Shipping rates are soaring and supply chains could be disrupted for the next few months as key shipping routes are threatened by military tensions in the Red Sea and drought in Panama.
Kotahi chief executive Dave Ross said 80% of container vessels have diverted from the Red Sea and access to Suez Canal due to military tension off the Yemen coast, opting for the longer route around the Cape of Good Hope at the foot of Africa.
Meanwhile, Ross said, drought in Central America has caused the Panama Canal Authority to reduce daily transit capacity to 18 per day, down from normal operating transits of 38 to 40 per day.
“These changes mean routes to Europe and east coast America are most impacted.”
A report by market analyst Container xChange reveals the average rate for a container on the China-Europe route has this week increased from $US1500 to US$5400 ($2400 to $8652) due to tensions off the coast of Yemen.
It also reports that orders for new containers have increased as ships take the longer route around Africa, while the race to fill orders for Chinese New Year is driving up demand for containers.
Ross said what was thought to be short-term supply chain disruption accessing the Suez and Panama canals is becoming more serious and the shipping logistics company expects disruption to continue through the first quarter of the year.
“At the moment we’re still moving cargo to European markets, but with longer transit times of 10 days to two weeks and additional surcharges in line with the additional cost.”
Ross said Kotahi is working with its customers and carrier partners to manage cargo movements.
If the disruption is prolonged, he said, there could be shifts in cargo destination mix for exports.
“New Zealand exporters will be increasingly competitive into Asia markets, compared to east coast America and Europe supply.

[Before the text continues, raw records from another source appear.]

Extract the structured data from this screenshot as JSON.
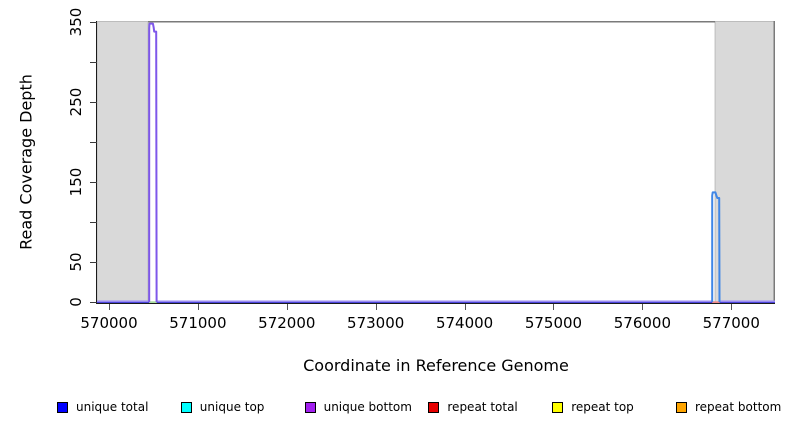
{
  "figure": {
    "kind": "read-coverage-plot"
  },
  "colors": {
    "shade_fill": "#d9d9d9",
    "shade_border": "#bcbcbc",
    "box": "#7a7a7a",
    "axis": "#1a1a1a",
    "tick": "#4a4a4a"
  },
  "chart_data": {
    "type": "line",
    "title": "",
    "xlabel": "Coordinate in Reference Genome",
    "ylabel": "Read Coverage Depth",
    "xlim": [
      569865,
      577492
    ],
    "ylim": [
      0,
      350
    ],
    "x_ticks": [
      570000,
      571000,
      572000,
      573000,
      574000,
      575000,
      576000,
      577000
    ],
    "y_ticks": [
      0,
      50,
      100,
      150,
      200,
      250,
      300,
      350
    ],
    "y_tick_labels": [
      "0",
      "50",
      "",
      "150",
      "",
      "250",
      "",
      "350"
    ],
    "grid": false,
    "legend_position": "bottom",
    "shaded_regions": [
      {
        "name": "masked-region-left",
        "x0": 569865,
        "x1": 570439
      },
      {
        "name": "masked-region-right",
        "x0": 576818,
        "x1": 577492
      }
    ],
    "baseline_segments": [
      {
        "name": "repeat-total-baseline",
        "color": "#e05555",
        "x0": 569865,
        "x1": 577492,
        "dy": 0.6,
        "w": 1.6
      },
      {
        "name": "repeat-top-baseline-under-left-peak",
        "color": "#a8dd9e",
        "x0": 570448,
        "x1": 570540,
        "dy": 0.4,
        "w": 2.2
      },
      {
        "name": "repeat-baseline-under-right-peak",
        "color": "#ef8a8a",
        "x0": 576782,
        "x1": 576872,
        "dy": 0.4,
        "w": 2.2
      },
      {
        "name": "unique-total-baseline-1",
        "color": "#4a44d8",
        "x0": 569865,
        "x1": 570452,
        "dy": 0.8,
        "w": 1.6
      },
      {
        "name": "unique-total-baseline-2",
        "color": "#4a44d8",
        "x0": 570536,
        "x1": 576786,
        "dy": 0.8,
        "w": 1.6
      },
      {
        "name": "unique-total-baseline-3",
        "color": "#4a44d8",
        "x0": 576869,
        "x1": 577492,
        "dy": 0.8,
        "w": 1.6
      },
      {
        "name": "unique-bottom-baseline-1",
        "color": "#9b8cf2",
        "x0": 569865,
        "x1": 570452,
        "dy": -0.7,
        "w": 1.5
      },
      {
        "name": "unique-bottom-baseline-2",
        "color": "#9b8cf2",
        "x0": 570536,
        "x1": 576786,
        "dy": -0.7,
        "w": 1.5
      },
      {
        "name": "unique-bottom-baseline-3",
        "color": "#9b8cf2",
        "x0": 576869,
        "x1": 577492,
        "dy": -0.7,
        "w": 1.5
      }
    ],
    "series": [
      {
        "name": "unique bottom peak",
        "color": "#7e57ea",
        "width": 2,
        "peak_value": 348,
        "points": [
          [
            570452,
            0
          ],
          [
            570452,
            342
          ],
          [
            570456,
            348
          ],
          [
            570494,
            348
          ],
          [
            570503,
            343
          ],
          [
            570509,
            338
          ],
          [
            570531,
            338
          ],
          [
            570535,
            0
          ]
        ]
      },
      {
        "name": "unique top peak",
        "color": "#3f86e6",
        "width": 2,
        "peak_value": 137,
        "points": [
          [
            576786,
            0
          ],
          [
            576786,
            133
          ],
          [
            576791,
            137
          ],
          [
            576822,
            137
          ],
          [
            576833,
            133
          ],
          [
            576843,
            130
          ],
          [
            576864,
            130
          ],
          [
            576868,
            0
          ]
        ]
      }
    ]
  },
  "legend": {
    "items": [
      {
        "label": "unique total",
        "color": "#0000ff"
      },
      {
        "label": "unique top",
        "color": "#00ffff"
      },
      {
        "label": "unique bottom",
        "color": "#a21ff0"
      },
      {
        "label": "repeat total",
        "color": "#e60000"
      },
      {
        "label": "repeat top",
        "color": "#ffff00"
      },
      {
        "label": "repeat bottom",
        "color": "#ffa500"
      }
    ]
  }
}
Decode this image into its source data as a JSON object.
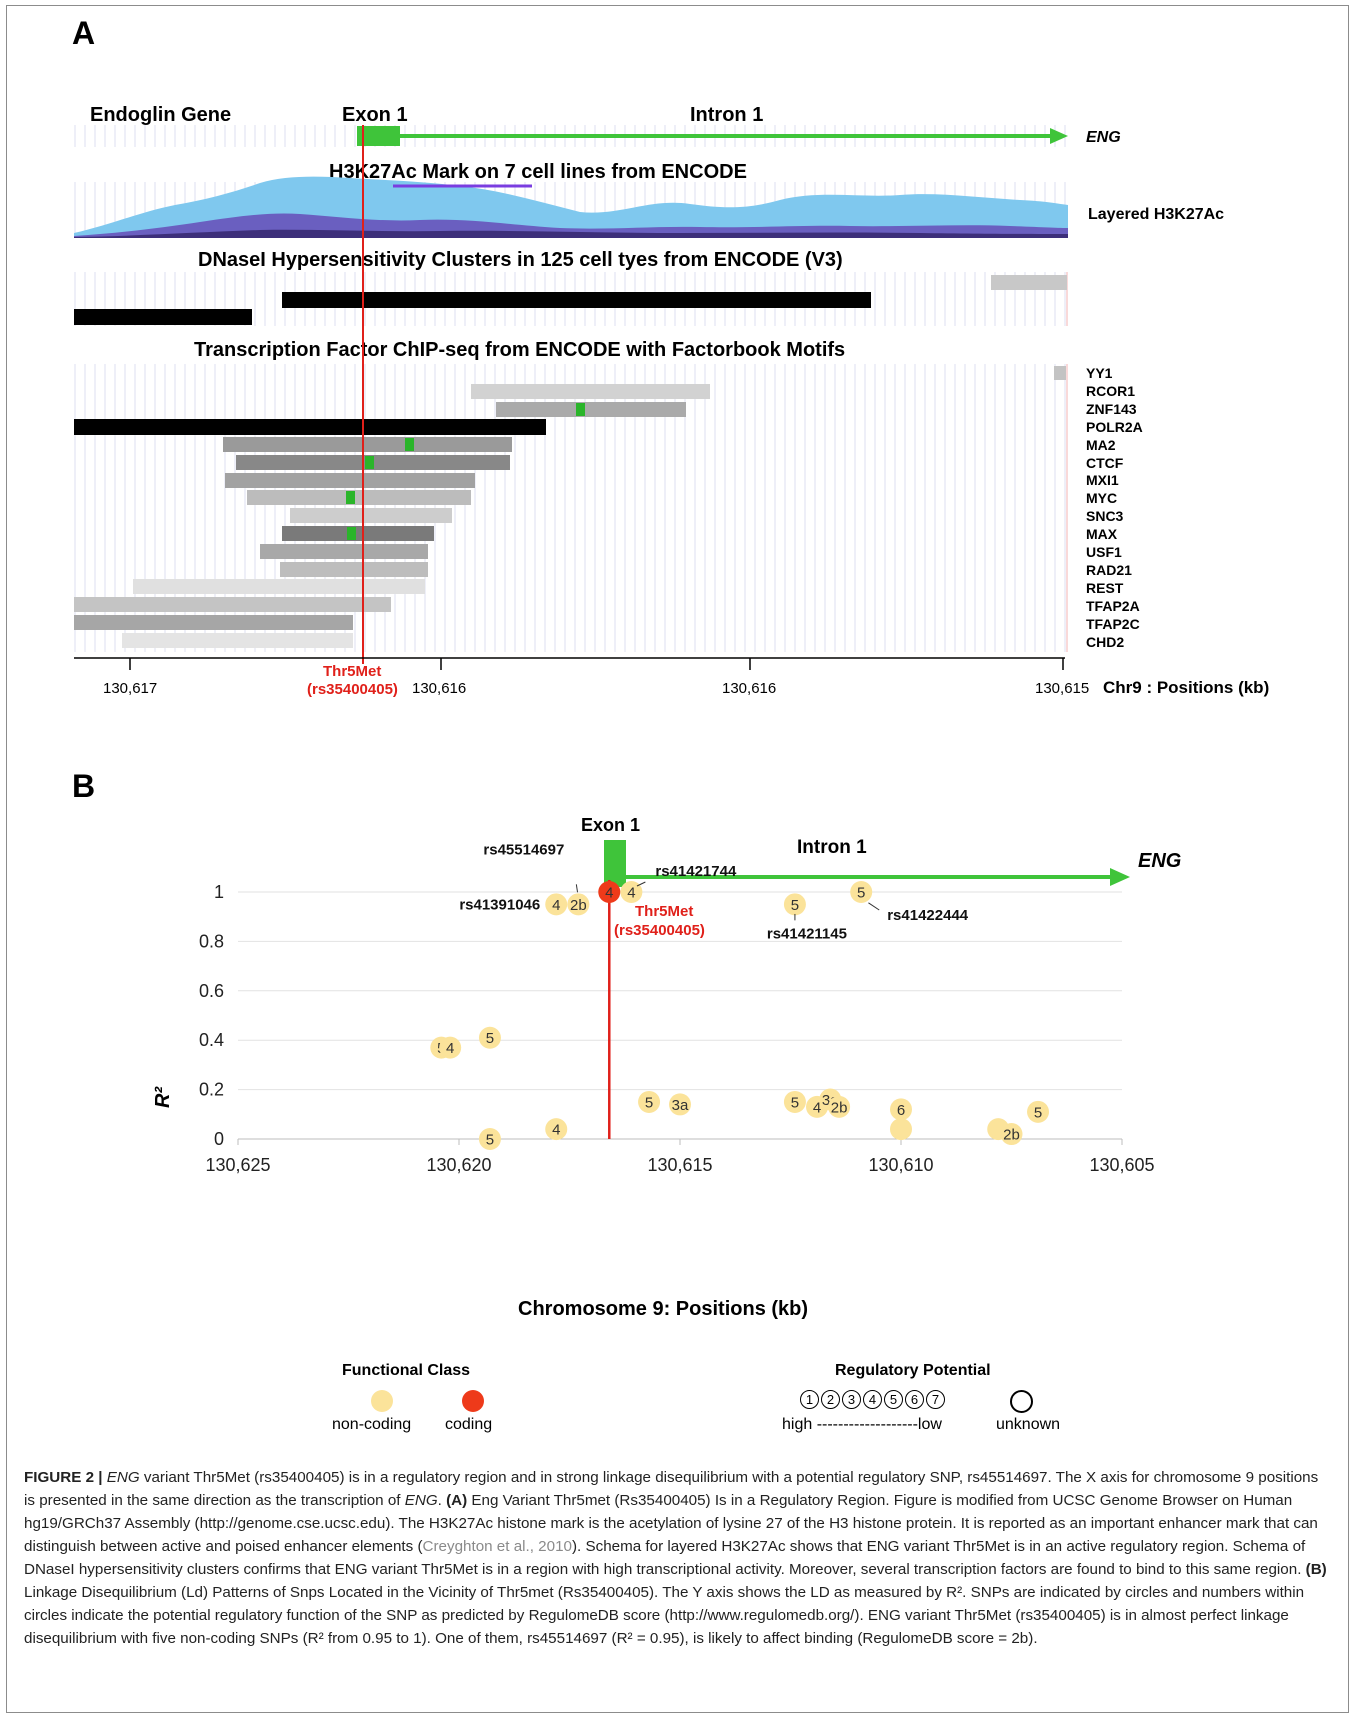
{
  "panelA": {
    "letter": "A",
    "gene_label": "Endoglin Gene",
    "exon_label": "Exon 1",
    "intron_label": "Intron 1",
    "gene_name": "ENG",
    "h3_title": "H3K27Ac Mark on 7 cell lines from ENCODE",
    "h3_side_label": "Layered H3K27Ac",
    "dnase_title": "DNaseI Hypersensitivity Clusters in 125 cell tyes from ENCODE (V3)",
    "tf_title": "Transcription Factor ChIP-seq from ENCODE with Factorbook Motifs",
    "tf_names": [
      "YY1",
      "RCOR1",
      "ZNF143",
      "POLR2A",
      "MA2",
      "CTCF",
      "MXI1",
      "MYC",
      "SNC3",
      "MAX",
      "USF1",
      "RAD21",
      "REST",
      "TFAP2A",
      "TFAP2C",
      "CHD2"
    ],
    "variant_label_1": "Thr5Met",
    "variant_label_2": "(rs35400405)",
    "ticks": [
      "130,617",
      "130,616",
      "130,616",
      "130,615"
    ],
    "axis_label": "Chr9 : Positions (kb)"
  },
  "panelB": {
    "letter": "B",
    "exon_label": "Exon 1",
    "intron_label": "Intron 1",
    "gene_name": "ENG",
    "variant_label_1": "Thr5Met",
    "variant_label_2": "(rs35400405)",
    "colors": {
      "noncoding": "#fbe39a",
      "coding": "#ee3a1a",
      "variant_line": "#e0201a",
      "gene": "#3fc43a"
    }
  },
  "chart_data": {
    "type": "scatter",
    "xlabel": "Chromosome 9: Positions (kb)",
    "ylabel": "R²",
    "xlim": [
      130625,
      130605
    ],
    "ylim": [
      0,
      1
    ],
    "x_ticks": [
      "130,625",
      "130,620",
      "130,615",
      "130,610",
      "130,605"
    ],
    "y_ticks": [
      "0",
      "0.2",
      "0.4",
      "0.6",
      "0.8",
      "1"
    ],
    "points": [
      {
        "x": 130620.4,
        "y": 0.37,
        "label": "5",
        "class": "non-coding"
      },
      {
        "x": 130620.2,
        "y": 0.37,
        "label": "4",
        "class": "non-coding"
      },
      {
        "x": 130619.3,
        "y": 0.41,
        "label": "5",
        "class": "non-coding"
      },
      {
        "x": 130619.3,
        "y": 0.0,
        "label": "5",
        "class": "non-coding"
      },
      {
        "x": 130617.8,
        "y": 0.95,
        "label": "4",
        "class": "non-coding",
        "rsid": "rs41391046"
      },
      {
        "x": 130617.3,
        "y": 0.95,
        "label": "2b",
        "class": "non-coding",
        "rsid": "rs45514697"
      },
      {
        "x": 130617.8,
        "y": 0.04,
        "label": "4",
        "class": "non-coding"
      },
      {
        "x": 130616.6,
        "y": 1.0,
        "label": "4",
        "class": "coding",
        "rsid": "rs35400405"
      },
      {
        "x": 130616.1,
        "y": 1.0,
        "label": "4",
        "class": "non-coding",
        "rsid": "rs41421744"
      },
      {
        "x": 130615.7,
        "y": 0.15,
        "label": "5",
        "class": "non-coding"
      },
      {
        "x": 130615.0,
        "y": 0.14,
        "label": "3a",
        "class": "non-coding"
      },
      {
        "x": 130612.4,
        "y": 0.95,
        "label": "5",
        "class": "non-coding",
        "rsid": "rs41421145"
      },
      {
        "x": 130612.4,
        "y": 0.15,
        "label": "5",
        "class": "non-coding"
      },
      {
        "x": 130611.9,
        "y": 0.13,
        "label": "4",
        "class": "non-coding"
      },
      {
        "x": 130611.6,
        "y": 0.16,
        "label": "3a",
        "class": "non-coding"
      },
      {
        "x": 130611.4,
        "y": 0.13,
        "label": "2b",
        "class": "non-coding"
      },
      {
        "x": 130610.9,
        "y": 1.0,
        "label": "5",
        "class": "non-coding",
        "rsid": "rs41422444"
      },
      {
        "x": 130610.0,
        "y": 0.12,
        "label": "6",
        "class": "non-coding"
      },
      {
        "x": 130610.0,
        "y": 0.04,
        "label": "",
        "class": "non-coding"
      },
      {
        "x": 130607.8,
        "y": 0.04,
        "label": "",
        "class": "non-coding"
      },
      {
        "x": 130607.5,
        "y": 0.02,
        "label": "2b",
        "class": "non-coding"
      },
      {
        "x": 130606.9,
        "y": 0.11,
        "label": "5",
        "class": "non-coding"
      }
    ],
    "rsid_labels": [
      "rs45514697",
      "rs41421744",
      "rs41391046",
      "rs41421145",
      "rs41422444"
    ]
  },
  "legend": {
    "functional_title": "Functional Class",
    "noncoding": "non-coding",
    "coding": "coding",
    "regulatory_title": "Regulatory Potential",
    "scores": [
      "1",
      "2",
      "3",
      "4",
      "5",
      "6",
      "7"
    ],
    "scale_text": "high -------------------low",
    "unknown": "unknown"
  },
  "caption": {
    "fig": "FIGURE 2 |",
    "gene1": "ENG",
    "t1": " variant Thr5Met (rs35400405) is in a regulatory region and in strong linkage disequilibrium with a potential regulatory SNP, rs45514697. The X axis for chromosome 9 positions is presented in the same direction as the transcription of ",
    "gene2": "ENG",
    "t2": ". ",
    "a_head": "(A)",
    "t3": " Eng Variant Thr5met (Rs35400405) Is in a Regulatory Region. Figure is modified from UCSC Genome Browser on Human hg19/GRCh37 Assembly (http://genome.cse.ucsc.edu). The H3K27Ac histone mark is the acetylation of lysine 27 of the H3 histone protein. It is reported as an important enhancer mark that can distinguish between active and poised enhancer elements (",
    "ref": "Creyghton et al., 2010",
    "t4": "). Schema for layered H3K27Ac shows that ENG variant Thr5Met is in an active regulatory region. Schema of DNaseI hypersensitivity clusters confirms that ENG variant Thr5Met is in a region with high transcriptional activity. Moreover, several transcription factors are found to bind to this same region. ",
    "b_head": "(B)",
    "t5": " Linkage Disequilibrium (Ld) Patterns of Snps Located in the Vicinity of Thr5met (Rs35400405). The Y axis shows the LD as measured by R². SNPs are indicated by circles and numbers within circles indicate the potential regulatory function of the SNP as predicted by RegulomeDB score (http://www.regulomedb.org/). ENG variant Thr5Met (rs35400405) is in almost perfect linkage disequilibrium with five non-coding SNPs (R² from 0.95 to 1). One of them, rs45514697 (R² = 0.95), is likely to affect binding (RegulomeDB score = 2b)."
  }
}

There is potential for exporters to leverage this change in dynamics.”
The situation is changing daily.
“We are well set up with the resources and a backbone carrier network, with strategic partners like Maersk, to manage through this period of disruption, to enable us to keep New Zealand products moving,” he said.
Meat Industry Association chief executive Sirma Karapeeva said if shipping lines choose not to pass through the Red Sea, it will mean extra costs and longer transit times for meat exports to Europe, potentially affecting chilled product.
Prolonged disruptions could have wider implications for NZ if it starts hindering the shipping of Indian buffalo beef going to the Middle East.
“If this particular trade is impacted, we could see Indian exports diverted to other markets where they compete with Brazilian beef and this could have a flow-on effect on New Zealand beef exports in our global markets,” Karapeeva said.